Intervention de Yves Détraigne

Réunion du 27 septembre 2016 à 21h30
Justice du xxie siècle — Article 17 ter, amendements 50 14

Photo de Yves DétraigneYves Détraigne, rapporteur :

Les amendements n° 50 et 14 ont pour objet de rétablir le texte issu des travaux de l’Assemblée nationale, qui prévoit la déjudiciarisation du divorce par consentement mutuel.

Tout d’abord, la commission des lois a encadré ce dispositif. Elle a entendu réserver le divorce par consentement mutuel sans juge aux couples sans enfant mineur. En effet, il lui semble que la procédure proposée par les députés risquerait de ne pas suffisamment protéger les intérêts des enfants mineurs.

Ensuite, elle a rendu la nouvelle procédure sans juge optionnelle : pourquoi contraindre les époux à emprunter cette voie plutôt que la voie judiciaire ? L’avantage de la solution ainsi proposée est d’éviter que les époux ne soient obligés de supporter le coût significatif que représente le recours à deux avocats, plutôt qu’à un seul.

Si le Gouvernement a chiffré l’économie susceptible d’être réalisée par l’État à environ 4, 25 millions d’euros, le coût de cette mesure pour les justiciables correspond, quant à lui, à une somme estimée entre 53 et 80 millions d’euros. En effet, alors que les époux n’ont actuellement recours au service que d’un seul avocat dans 80 % des cas, ils devraient désormais prendre chacun un avocat.

Le Gouvernement pourrait certes faire valoir que les époux pourront bénéficier de l’aide juridictionnelle. Toutefois, cela ne concernerait qu’environ un tiers des ménages. Le coût demeurerait donc significatif pour les justiciables et atteindrait globalement entre 35 et 53 millions d’euros. En outre, l’économie attendue par l’État s’en trouverait totalement annulée, puisque la réforme lui coûterait alors un peu plus de 10 millions d’euros.

Pour toutes ces raisons, la commission émettra un avis défavorable sur ces deux amendements.

L’amendement n° 112 rectifié, quant à lui, vise à exclure les couples avec enfants du champ de la procédure de divorce déjudiciarisée, que les époux soient ensemble les parents de ces enfants ou non.

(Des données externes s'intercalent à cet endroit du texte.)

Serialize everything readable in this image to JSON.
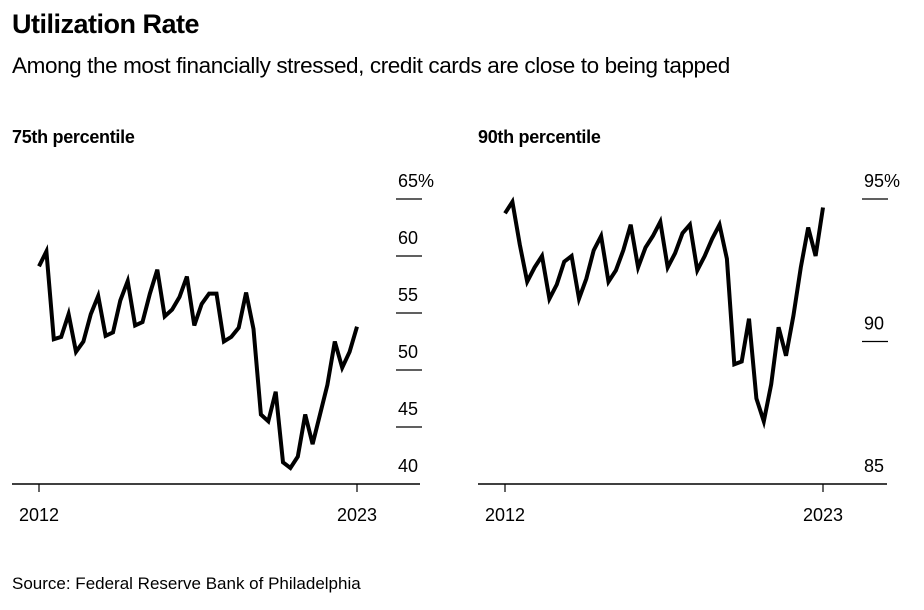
{
  "header": {
    "title": "Utilization Rate",
    "subtitle": "Among the most financially stressed, credit cards are close to being tapped"
  },
  "footer": {
    "source": "Source: Federal Reserve Bank of Philadelphia"
  },
  "colors": {
    "line": "#000000",
    "axis": "#000000",
    "background": "#ffffff"
  },
  "chart_data": [
    {
      "type": "line",
      "title": "75th percentile",
      "xlabel": "",
      "ylabel": "",
      "x_tick_labels": [
        "2012",
        "2023"
      ],
      "x_range": [
        2012,
        2023
      ],
      "y_tick_labels": [
        "40",
        "45",
        "50",
        "55",
        "60",
        "65%"
      ],
      "y_ticks": [
        40,
        45,
        50,
        55,
        60,
        65
      ],
      "ylim": [
        40,
        65
      ],
      "y_axis_position": "right",
      "grid": false,
      "series": [
        {
          "name": "75th percentile",
          "frequency": "quarterly",
          "values": [
            59.1,
            60.4,
            52.7,
            52.9,
            54.9,
            51.6,
            52.5,
            54.9,
            56.5,
            53.0,
            53.3,
            56.1,
            57.8,
            53.9,
            54.2,
            56.7,
            58.8,
            54.7,
            55.3,
            56.4,
            58.2,
            53.9,
            55.8,
            56.7,
            56.7,
            52.5,
            52.9,
            53.7,
            56.8,
            53.6,
            46.1,
            45.5,
            48.1,
            41.9,
            41.4,
            42.4,
            46.1,
            43.5,
            46.1,
            48.7,
            52.5,
            50.2,
            51.6,
            53.8
          ]
        }
      ]
    },
    {
      "type": "line",
      "title": "90th percentile",
      "xlabel": "",
      "ylabel": "",
      "x_tick_labels": [
        "2012",
        "2023"
      ],
      "x_range": [
        2012,
        2023
      ],
      "y_tick_labels": [
        "85",
        "90",
        "95%"
      ],
      "y_ticks": [
        85,
        90,
        95
      ],
      "ylim": [
        85,
        95
      ],
      "y_axis_position": "right",
      "grid": false,
      "series": [
        {
          "name": "90th percentile",
          "frequency": "quarterly",
          "values": [
            94.5,
            94.9,
            93.4,
            92.1,
            92.6,
            93.0,
            91.5,
            92.0,
            92.8,
            93.0,
            91.5,
            92.2,
            93.2,
            93.7,
            92.1,
            92.5,
            93.2,
            94.1,
            92.6,
            93.3,
            93.7,
            94.2,
            92.6,
            93.1,
            93.8,
            94.1,
            92.5,
            93.0,
            93.6,
            94.1,
            92.9,
            89.2,
            89.3,
            90.8,
            88.0,
            87.2,
            88.5,
            90.5,
            89.5,
            90.9,
            92.6,
            94.0,
            93.0,
            94.7
          ]
        }
      ]
    }
  ]
}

Cette nouvelle exception est trop large. Dès lors que l’un des parents aurait un enfant, l’intervention du juge serait obligatoire. Or, si cette exclusion du champ du divorce conventionnel peut se justifier dans les cas où le conjoint du parent s’est investi dans l’éducation de l’enfant et lui a apporté des soins continus, elle est plus discutable lorsque le conjoint du parent ne s’est pas ou peu intéressé à cet enfant. Comme l’amendement ne tend pas à distinguer entre ces différentes situations, la commission y est défavorable.

Enfin, l’amendement n° 113 rectifié a pour objet les modalités d’exercice de l’autorité parentale, notamment en cas de changement de résidence de l’un des parents. La commission ne peut en mesurer les conséquences aujourd’hui, dans la mesure, notamment, où le dispositif de l’amendement comporte certaines notions imprécises, telles que la répartition des frais de déplacement de l’enfant en fonction des ressources véritables « et potentielles » de chacun des parents ou encore la priorité donnée au « maintien des repères de l’enfant ».

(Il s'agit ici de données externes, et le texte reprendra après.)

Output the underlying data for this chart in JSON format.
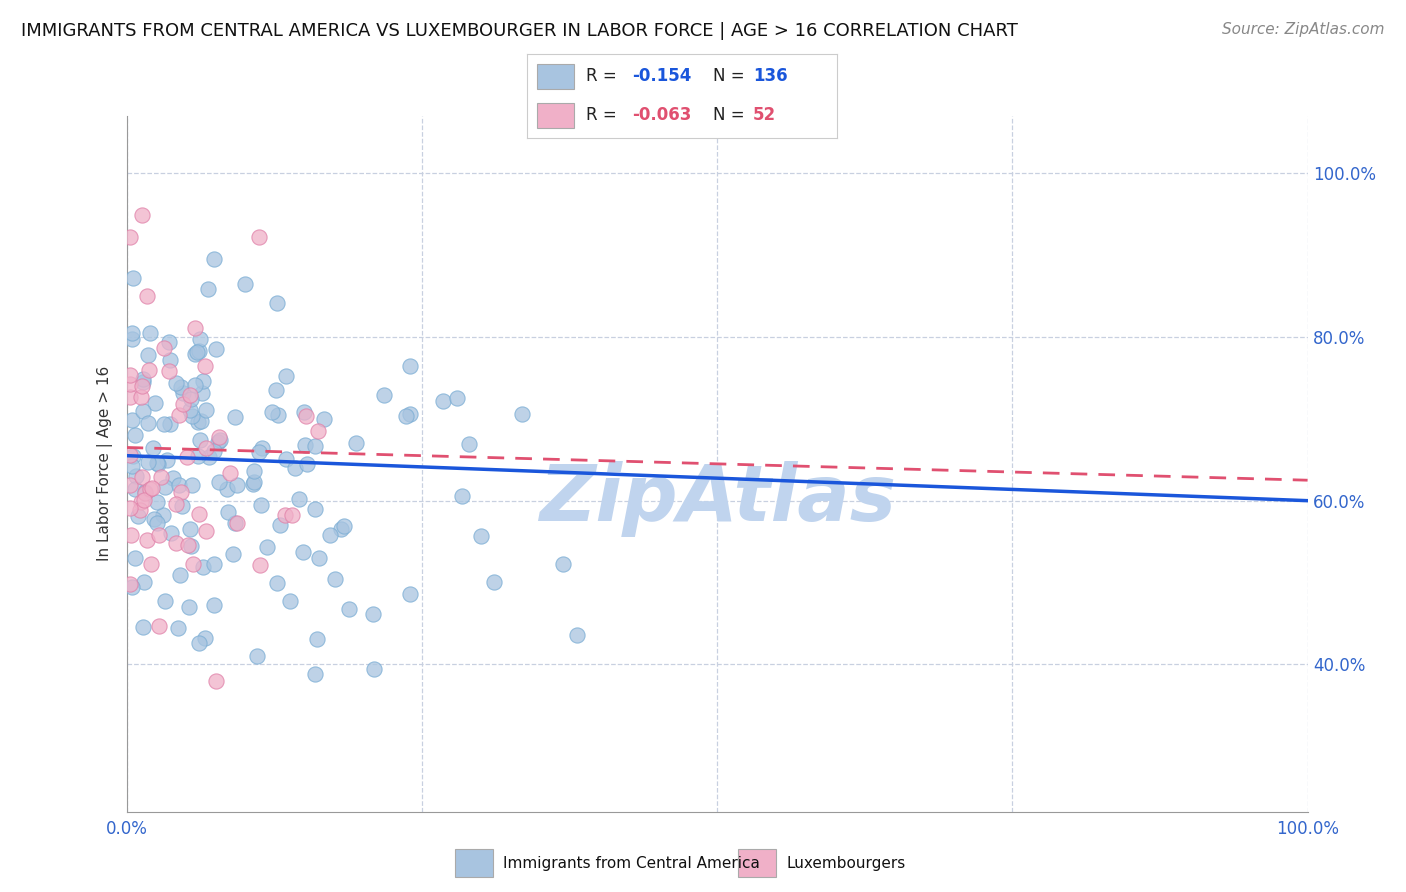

L’amendement tend à encadrer de manière excessive la marge d’appréciation du juge et entre donc en contradiction avec la logique actuelle du code civil, lequel pose les grands principes que le juge doit respecter dans son appréciation in concreto de chaque espèce. L’article 373-2-6 du code civil dispose à cet effet que « le juge du tribunal de grande instance délégué aux affaires familiales règle les questions qui lui sont soumises […] en veillant spécialement à la sauvegarde des intérêts des enfants mineurs » et qu’il « peut prendre les mesures permettant de garantir la continuité et l'effectivité du maintien des liens de l'enfant avec chacun de ses parents. »

Compte tenu de ces dispositions, la commission est également défavorable à cet amendement.

Au total, la commission est donc défavorable à l’ensemble des amendements qui sont ici en discussion commune.